Coma hai saputo che fosse il tuo donatore?
«La morte di Corrado ha fatto scalpore in zona perché era un bravo ragazzo e un ottimo padre di famiglia venuto a mancare precocemente e improvvisamente con un aneurisma, tanto buono da aver deciso di donare i propri organi da vivente. Per cui la moglie Sonia ha rilasciato una intervista alla Gazzetta del Sud e chiedeva di sapere chi aveva ricevuto il cuore del marito, io ho accettato di incontrare tutta la famiglia di Corrado: il padre, la madre, la moglie, la sorella, i figli piccoli, e ogni volta che vado lì è come lui torna a casa, io cerco di fargli sentire i battiti del cuore, infatti, io dico sempre che la donazione non fa bene solo a chi riceve ma anche a chi dona, perché se lui non avesse donato sarebbe solo nella tomba e invece continua a vivere in tanti altri: ad esempio due persone hanno avuto i suoi reni, io il suo cuore. Noi riceventi siamo gli scrigni dello persone che ce lo donano e lo conserviamo in vita per poi restituirlo alla morte. Da quel momento in poi la mia vita è cambiata radicalmente, adesso il mio obiettivo è quello di aiutare gli altri».

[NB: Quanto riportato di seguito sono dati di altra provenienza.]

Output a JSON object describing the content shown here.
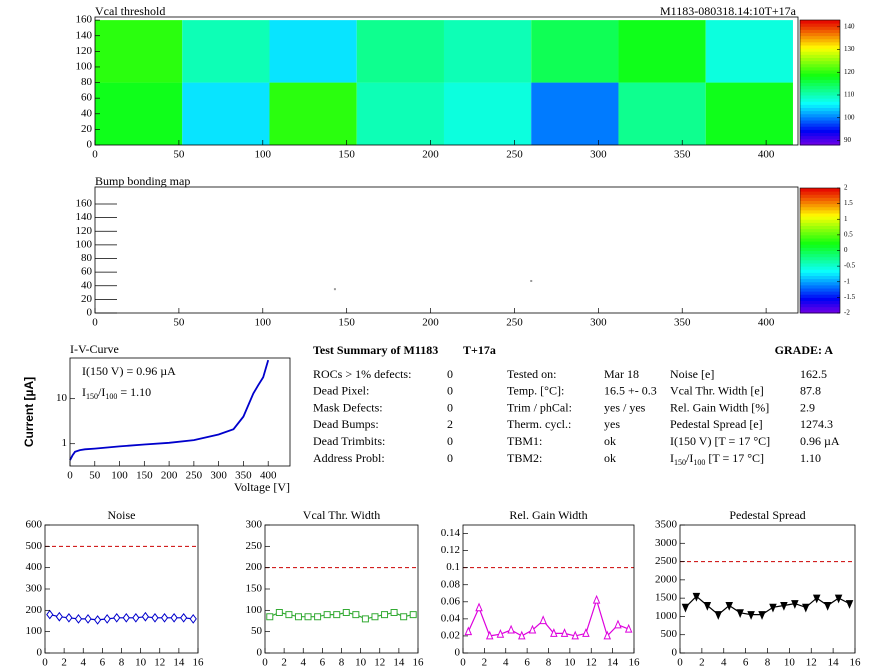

Così, quindi, è nata l’associazione “Donare è vita”?
«L’ho fondata nel 2015 in onore del mio donatore e in favore della donazione degli organi e dei tessuti. Ho già attivato molti protocolli d’intesa con la Brigata Aosta, il Policlinico di Messina, ad ottobre ne abbiamo firmato un altro con il “Bonino Pulejo- Piemonte”, tra un poco ne stipuleremo uno con l’Università di Messina. Oggi in occasione della “Giornata Nazionale della donazione di organi e tessuti” abbiamo firmato un altro protocollo di intesa con il Comune di Messina e il CRT per poter fare attività di promozione alla donazione in maniera più ampia e capillare, anche attraverso eventi rivolti alla prevenzione delle varie patologie. Inoltre, abbiamo intenzione di sottoscrivere un accordo anche con la Curia, dato che i Papi si sono detti favorevoli alla donazione degli organi».